Stable Audio utilizes a cutting-edge latent diffusion architecture to create original music compositions from simple text prompts in just seconds. The model was trained on over 800,000 audio samples and can generate 45-90 second tracks with rich instrumentation and production value.
Early audio samples from Stability AI demonstrate Stable Audio's capacity to produce stylistically diverse music like trance, ambient soundscapes, and drum solos based on descriptive prompts. The quality and coherence of these AI-generated tracks are lightyears ahead of previous text-to-audio models like Google's MusicLM and Meta's Audiocraft.
By producing music at CD-quality 44.1kHz sampling rate, Stable Audio opens up possibilities for AI music generation to be used commercially.

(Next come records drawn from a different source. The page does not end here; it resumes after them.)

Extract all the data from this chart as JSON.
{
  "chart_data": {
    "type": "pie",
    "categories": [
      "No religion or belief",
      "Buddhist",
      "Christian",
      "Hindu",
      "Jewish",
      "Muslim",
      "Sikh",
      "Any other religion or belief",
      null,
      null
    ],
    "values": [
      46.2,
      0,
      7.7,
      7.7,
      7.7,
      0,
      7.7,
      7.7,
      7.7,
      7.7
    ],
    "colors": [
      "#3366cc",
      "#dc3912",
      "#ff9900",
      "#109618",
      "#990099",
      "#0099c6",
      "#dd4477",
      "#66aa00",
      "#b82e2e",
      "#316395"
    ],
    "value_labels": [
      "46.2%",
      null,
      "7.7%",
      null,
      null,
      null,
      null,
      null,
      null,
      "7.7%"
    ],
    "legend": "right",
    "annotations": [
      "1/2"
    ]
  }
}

The incredibly fast inference time also makes it feasible to use Stable Audio tracks as background audio for AI-generated videos, games, and other multimedia projects.

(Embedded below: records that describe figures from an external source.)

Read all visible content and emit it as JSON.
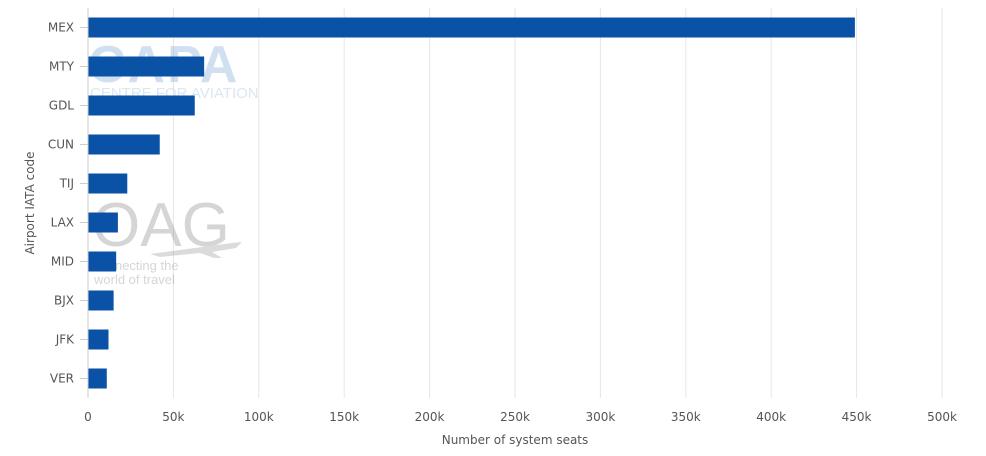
{
  "chart_data": {
    "type": "bar",
    "orientation": "horizontal",
    "categories": [
      "MEX",
      "MTY",
      "GDL",
      "CUN",
      "TIJ",
      "LAX",
      "MID",
      "BJX",
      "JFK",
      "VER"
    ],
    "values": [
      449000,
      68000,
      62500,
      42000,
      23000,
      17500,
      16500,
      15000,
      12000,
      11000
    ],
    "xlabel": "Number of system seats",
    "ylabel": "Airport IATA code",
    "xlim": [
      0,
      500000
    ],
    "xticks": [
      0,
      50000,
      100000,
      150000,
      200000,
      250000,
      300000,
      350000,
      400000,
      450000,
      500000
    ],
    "xtick_labels": [
      "0",
      "50k",
      "100k",
      "150k",
      "200k",
      "250k",
      "300k",
      "350k",
      "400k",
      "450k",
      "500k"
    ],
    "grid": true,
    "bar_color": "#0a52a5",
    "grid_color": "#e6e6e6"
  },
  "watermarks": {
    "capa_logo": "CAPA",
    "capa_sub": "CENTRE FOR AVIATION",
    "oag_logo": "OAG",
    "oag_tag_line1": "connecting the",
    "oag_tag_line2": "world of travel"
  }
}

While the free version of Stable Audio limits users to 45 second clips, the Pro subscription enables generating 90 seconds of downloadable audio for commercial use. This monetization model follows Stability AI's approach with DALL-E 2 image generation.
The launch of Stable Audio accelerates the democratization of music composition through AI. As these models continue to rapidly improve, AI-generated music may come to dominate many commercial applications. Stable Audio represents a breakthrough that brings us significantly closer to that future.